É este, pois, um vírus que sintetiza todos os vícios; que obrigará a que a sociedade nova que daqui surgir tenha como base da política internacional o equilíbrio com a natureza. De Carl Sagan ao mais recente livro de David Wallace-Wells, quantos avisaram a classe política mundial, cega e irresponsável? Reflexo de uma consciência humanista, queremos que se redistribuam as riquezas em partes iguais por todos. Não é possível continuarmos cegos para as desigualdades gritantes: no mundo Ocidental, as periferias dos grandes centros urbanos, os salários astronómicos de gestores e ordenados de miséria de quem faz as indústrias e empresas terem lucros. Em África, a mais carnal e palpável das pobrezas, abandonados à sorte de ditadores, testas-de-ferro das potências ocidentais; na América do Sul, o fosso cada vez maior entre os que nada têm e os que têm tudo, até ilhas! Esta ordem mundial tem que dar lugar a uma classe política ciente do património humano. Não é admissível, em face dum vírus que não escolhe raças, cores, fortunas e classes, defender – como muitos quererão fazer – que as democracias foram as causadoras deste alastrar da pandemia. A única pandemia pela qual, todos, de regimes mais totalitários a regimes neoliberais, somos responsáveis foi, e é, a pandemia da cobiça e do lucro.
O espelho mais cristalino dessa pandemia é o campo da educação dos mais novos, hoje autêntico rebanho de gente com uma mesma concepção de mundo. Mergulhados nos seus ecrãs, fechados para o mundo das ideias. Crê-se que, à custa desta quarentena de meses, a saída será o admirável mundo novo das tecnologias. Mas não se compreende que o tempo da globalização veloz acabou? Que o humano está a exigir um ritmo mais consentâneo com a sua humanidade, frágil e mortal? Acredito que a escola será das primeiras instituições a dar coordenadas novas no pós-coronavírus. Novas formas de avaliação sem a sangria desatada dos exames.

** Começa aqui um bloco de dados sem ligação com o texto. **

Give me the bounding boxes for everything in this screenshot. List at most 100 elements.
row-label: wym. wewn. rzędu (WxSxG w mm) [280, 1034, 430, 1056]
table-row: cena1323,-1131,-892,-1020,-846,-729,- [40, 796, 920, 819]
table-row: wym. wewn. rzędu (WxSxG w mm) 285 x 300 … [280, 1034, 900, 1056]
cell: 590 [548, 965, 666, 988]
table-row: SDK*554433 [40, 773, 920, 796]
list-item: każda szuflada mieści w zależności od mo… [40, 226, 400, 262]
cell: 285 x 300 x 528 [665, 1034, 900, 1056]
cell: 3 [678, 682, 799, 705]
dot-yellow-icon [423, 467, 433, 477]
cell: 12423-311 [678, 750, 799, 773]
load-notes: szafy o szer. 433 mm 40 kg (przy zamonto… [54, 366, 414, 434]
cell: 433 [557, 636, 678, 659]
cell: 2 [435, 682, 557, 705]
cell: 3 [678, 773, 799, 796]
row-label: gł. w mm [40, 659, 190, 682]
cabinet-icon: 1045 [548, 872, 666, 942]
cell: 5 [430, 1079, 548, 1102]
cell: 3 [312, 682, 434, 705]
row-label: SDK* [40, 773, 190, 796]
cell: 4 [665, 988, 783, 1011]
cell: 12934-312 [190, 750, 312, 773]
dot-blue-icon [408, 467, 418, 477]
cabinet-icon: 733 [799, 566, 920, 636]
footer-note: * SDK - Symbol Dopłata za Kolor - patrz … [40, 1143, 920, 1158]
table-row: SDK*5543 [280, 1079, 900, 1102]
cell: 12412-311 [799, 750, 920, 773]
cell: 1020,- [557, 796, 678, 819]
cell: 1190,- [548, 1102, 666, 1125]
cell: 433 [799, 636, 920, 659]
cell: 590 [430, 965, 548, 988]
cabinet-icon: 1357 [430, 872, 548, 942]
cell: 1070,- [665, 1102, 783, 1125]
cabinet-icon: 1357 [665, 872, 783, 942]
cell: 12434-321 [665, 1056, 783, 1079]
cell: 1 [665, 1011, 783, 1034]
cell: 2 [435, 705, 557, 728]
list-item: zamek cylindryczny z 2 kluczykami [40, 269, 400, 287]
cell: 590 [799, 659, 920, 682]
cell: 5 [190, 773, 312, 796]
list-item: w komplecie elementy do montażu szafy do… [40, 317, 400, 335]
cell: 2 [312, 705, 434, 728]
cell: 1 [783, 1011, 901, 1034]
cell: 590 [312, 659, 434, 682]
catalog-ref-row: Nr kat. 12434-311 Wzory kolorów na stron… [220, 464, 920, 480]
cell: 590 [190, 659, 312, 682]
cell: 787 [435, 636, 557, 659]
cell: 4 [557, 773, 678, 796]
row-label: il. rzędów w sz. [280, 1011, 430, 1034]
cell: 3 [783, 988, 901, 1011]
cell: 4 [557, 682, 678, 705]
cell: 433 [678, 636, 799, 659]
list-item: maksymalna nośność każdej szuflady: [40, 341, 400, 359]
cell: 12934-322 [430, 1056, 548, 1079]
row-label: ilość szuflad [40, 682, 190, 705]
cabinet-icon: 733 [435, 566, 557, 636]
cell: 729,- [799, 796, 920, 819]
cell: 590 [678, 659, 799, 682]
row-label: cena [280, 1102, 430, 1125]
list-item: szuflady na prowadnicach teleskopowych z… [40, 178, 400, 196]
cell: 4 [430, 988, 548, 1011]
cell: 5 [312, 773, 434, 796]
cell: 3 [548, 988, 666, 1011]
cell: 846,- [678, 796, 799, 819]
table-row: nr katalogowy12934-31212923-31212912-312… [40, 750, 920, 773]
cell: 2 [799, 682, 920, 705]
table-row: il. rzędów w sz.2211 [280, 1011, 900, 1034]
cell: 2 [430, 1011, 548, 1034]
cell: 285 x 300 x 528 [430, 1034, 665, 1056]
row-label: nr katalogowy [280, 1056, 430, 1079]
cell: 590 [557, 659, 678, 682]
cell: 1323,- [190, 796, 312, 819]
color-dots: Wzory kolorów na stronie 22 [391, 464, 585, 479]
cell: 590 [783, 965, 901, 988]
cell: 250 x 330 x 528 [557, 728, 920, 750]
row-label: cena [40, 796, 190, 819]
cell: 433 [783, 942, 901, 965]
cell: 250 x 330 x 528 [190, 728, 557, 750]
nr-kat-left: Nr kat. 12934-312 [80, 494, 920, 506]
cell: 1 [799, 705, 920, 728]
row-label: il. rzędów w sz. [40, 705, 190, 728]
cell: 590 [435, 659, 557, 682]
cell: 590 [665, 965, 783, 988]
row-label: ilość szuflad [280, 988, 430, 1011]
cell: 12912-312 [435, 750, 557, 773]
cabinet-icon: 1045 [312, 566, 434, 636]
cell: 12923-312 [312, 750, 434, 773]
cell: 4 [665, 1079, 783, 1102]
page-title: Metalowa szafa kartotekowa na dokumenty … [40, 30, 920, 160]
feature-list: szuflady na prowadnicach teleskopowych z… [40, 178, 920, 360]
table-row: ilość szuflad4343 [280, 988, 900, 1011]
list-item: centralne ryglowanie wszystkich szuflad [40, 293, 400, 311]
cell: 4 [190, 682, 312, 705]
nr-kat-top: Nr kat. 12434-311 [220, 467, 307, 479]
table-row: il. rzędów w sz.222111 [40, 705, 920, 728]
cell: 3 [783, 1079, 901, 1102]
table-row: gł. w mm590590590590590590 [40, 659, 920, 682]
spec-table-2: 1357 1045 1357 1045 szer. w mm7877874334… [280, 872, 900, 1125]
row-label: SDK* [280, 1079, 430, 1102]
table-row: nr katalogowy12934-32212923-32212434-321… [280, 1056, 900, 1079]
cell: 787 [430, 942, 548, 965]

Regresso ao livro e à leitura ponderada, ao espírito, enfim. É que a simples ideia de colocar milhares de alunos e professores numa espécie de ensino em rede, transformando o professor em mero tutor ou administrador de conteúdos, isso fere de morte aquele espírito das Luzes que, mais do que nunca, deveremos resgatar do olvido.
Ao coronavírus não queiramos acrescentar novas estirpes do vírus da alienação de que os sistemas educativos mundiais, visando o mercado de trabalho, criaram. Amestrar as nossas crianças e jovens – sem memória, sem linguagem, sem armas para combater com o pensamento livre esta fase nova da História – a pretexto do novo maná que seria um sistema de educação em rede, traduzir-se-ia (traduzir-se-á?) no apagamento definitivo de velha Europa. Em nome de um ideal de sociedade mais fraterna, as políticas de ensino ancoradas na subserviência, no medo, no resultadismo mais nefando têm de ter um fim.
Que Europa e que Ocidente deveremos, queremos ser? Um Ocidente e uma Europa dominados por um novo empresariado vindo do Plano Marshall chinês ou outro? Não: queremos ser Europa da cultura letrada, da solidariedade, da democracia, fruto das Luzes. Substituir pelos sinais digitais os livros, as aulas por sessões em rede a isso nos obriga a covid-19: a mudar as mentalidades – não só a uma alteração de políticas.